いつまで経っても、魔物の襲撃はなかった。
「信じられない。なんで白いドアを通ったのに、ボス部屋がないの?」エリシアは困惑したように言った。
「もしかして、あの廊下を歩いてるやつがボスとか?」その可能性はある。ここにいるみんなが、いろいろなダンジョンに潜った経験がある。その中にはイレギュラーもあったはず。
「誰か、今回と同じような経験をした人はいる?」エリシアが全員に向かって尋ねる。しかし、誰も答えなかった。つまり、今回のようなことはみんな初めてだったということだ。
「いったんはここに隠れるとして、これからどうする?」アルマが尋ねた。
「もう一回戦う!」するとメイプルがなんのためらいもなく宣言する。
「バカじゃないの、帰るに決まってるでしょ! だいたいあんた、さっき一撃でやられてたじゃない!」エリシアが怒鳴った。

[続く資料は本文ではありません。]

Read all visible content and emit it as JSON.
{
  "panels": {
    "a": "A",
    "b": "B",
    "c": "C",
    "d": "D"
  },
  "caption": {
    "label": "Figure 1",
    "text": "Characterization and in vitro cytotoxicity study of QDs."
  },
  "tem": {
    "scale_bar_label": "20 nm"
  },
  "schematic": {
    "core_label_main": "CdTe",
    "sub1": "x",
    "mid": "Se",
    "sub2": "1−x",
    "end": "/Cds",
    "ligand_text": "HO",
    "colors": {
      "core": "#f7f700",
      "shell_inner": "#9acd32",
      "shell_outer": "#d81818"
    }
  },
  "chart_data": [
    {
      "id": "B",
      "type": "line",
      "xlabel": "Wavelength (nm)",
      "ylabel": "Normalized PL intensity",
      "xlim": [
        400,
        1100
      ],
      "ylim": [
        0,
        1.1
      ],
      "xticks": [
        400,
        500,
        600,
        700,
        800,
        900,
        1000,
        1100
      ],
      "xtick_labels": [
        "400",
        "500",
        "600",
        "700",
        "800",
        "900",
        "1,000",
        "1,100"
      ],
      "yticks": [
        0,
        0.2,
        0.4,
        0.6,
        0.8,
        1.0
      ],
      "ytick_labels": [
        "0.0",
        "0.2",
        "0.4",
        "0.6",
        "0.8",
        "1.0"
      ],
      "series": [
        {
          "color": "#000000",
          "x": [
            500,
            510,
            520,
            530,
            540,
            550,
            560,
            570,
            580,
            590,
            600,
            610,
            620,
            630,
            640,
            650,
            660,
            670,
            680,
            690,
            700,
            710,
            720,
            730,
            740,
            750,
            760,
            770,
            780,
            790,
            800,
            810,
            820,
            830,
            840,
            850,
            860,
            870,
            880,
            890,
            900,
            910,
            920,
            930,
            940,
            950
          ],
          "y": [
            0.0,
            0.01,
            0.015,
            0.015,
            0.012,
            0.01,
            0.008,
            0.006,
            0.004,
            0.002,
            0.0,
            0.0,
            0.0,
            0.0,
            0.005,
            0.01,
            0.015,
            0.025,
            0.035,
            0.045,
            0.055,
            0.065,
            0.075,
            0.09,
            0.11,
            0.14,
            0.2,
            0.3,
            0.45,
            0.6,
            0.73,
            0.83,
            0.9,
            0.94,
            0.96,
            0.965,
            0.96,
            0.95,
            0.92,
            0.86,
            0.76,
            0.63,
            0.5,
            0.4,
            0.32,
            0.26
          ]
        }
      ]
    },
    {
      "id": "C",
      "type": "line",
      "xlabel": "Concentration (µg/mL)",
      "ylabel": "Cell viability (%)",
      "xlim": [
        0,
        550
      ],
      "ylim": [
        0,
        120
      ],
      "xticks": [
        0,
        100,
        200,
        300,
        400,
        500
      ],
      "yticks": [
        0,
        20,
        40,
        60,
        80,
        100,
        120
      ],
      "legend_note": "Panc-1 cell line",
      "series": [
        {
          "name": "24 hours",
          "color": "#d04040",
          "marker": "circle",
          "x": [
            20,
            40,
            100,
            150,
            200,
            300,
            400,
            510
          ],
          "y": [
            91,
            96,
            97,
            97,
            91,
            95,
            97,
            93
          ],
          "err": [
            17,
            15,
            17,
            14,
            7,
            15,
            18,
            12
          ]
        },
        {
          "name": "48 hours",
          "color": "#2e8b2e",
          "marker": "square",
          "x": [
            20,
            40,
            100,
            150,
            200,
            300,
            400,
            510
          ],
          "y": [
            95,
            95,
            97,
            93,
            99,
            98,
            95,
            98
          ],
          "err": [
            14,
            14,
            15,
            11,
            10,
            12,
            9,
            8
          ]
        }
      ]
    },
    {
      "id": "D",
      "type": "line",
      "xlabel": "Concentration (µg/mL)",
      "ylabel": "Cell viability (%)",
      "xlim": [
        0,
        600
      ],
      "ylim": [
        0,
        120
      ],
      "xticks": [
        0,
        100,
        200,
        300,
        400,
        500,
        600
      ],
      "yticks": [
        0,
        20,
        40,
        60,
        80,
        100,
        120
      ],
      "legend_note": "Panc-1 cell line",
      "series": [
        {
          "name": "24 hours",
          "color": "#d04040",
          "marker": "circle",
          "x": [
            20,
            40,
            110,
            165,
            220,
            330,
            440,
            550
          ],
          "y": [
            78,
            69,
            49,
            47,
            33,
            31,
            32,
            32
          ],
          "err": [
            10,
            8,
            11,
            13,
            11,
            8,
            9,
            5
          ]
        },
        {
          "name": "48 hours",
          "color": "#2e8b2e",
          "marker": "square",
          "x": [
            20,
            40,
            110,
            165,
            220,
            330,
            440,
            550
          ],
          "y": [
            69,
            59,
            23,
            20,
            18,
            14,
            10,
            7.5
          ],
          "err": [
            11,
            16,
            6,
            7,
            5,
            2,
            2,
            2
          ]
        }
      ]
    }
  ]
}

「あの強さはもう、ランク7の魔物ってかんじじゃなかった。全員で戦っても、勝てるとは思えないんだけど」アニスが言った。
「大丈夫、私にはこのオールドパーツがあるからな」エリスは耳についている赤いイヤリングを触ってみせる。
「これはエリスの林檎っていうやつでな、相手から受けた攻撃の分、魔力を上昇させてくれるんだ!」
「あなたに心強いオールドパーツがあるのはわかったわ。でもみんな、ここへは査定に来ただけであって、あれと戦いに来たわけじゃない。生きて帰るのが最優先よ」エリシアは言った。
「でも待って。帰るっていっても、どうやって? あんな複雑な道を通って来たのに、戻る道を覚えている人なんている?」アニスが尋ねる。
その問いに誰も答えなかった。俺も、帰り道を覚えてはいなかった。あれだけ複雑な進み方をしたうえに、動揺していた。道など覚えているわけがなかった。
「しかもベヒモスは今も廊下にいる。そのベヒモスから逃げ回りながら入口に行くのはかなり難しい」アルマは指摘する。
一瞬、その場にいる全員が黙り込む。その沈黙が、事態の深刻さ物語っているような気がした。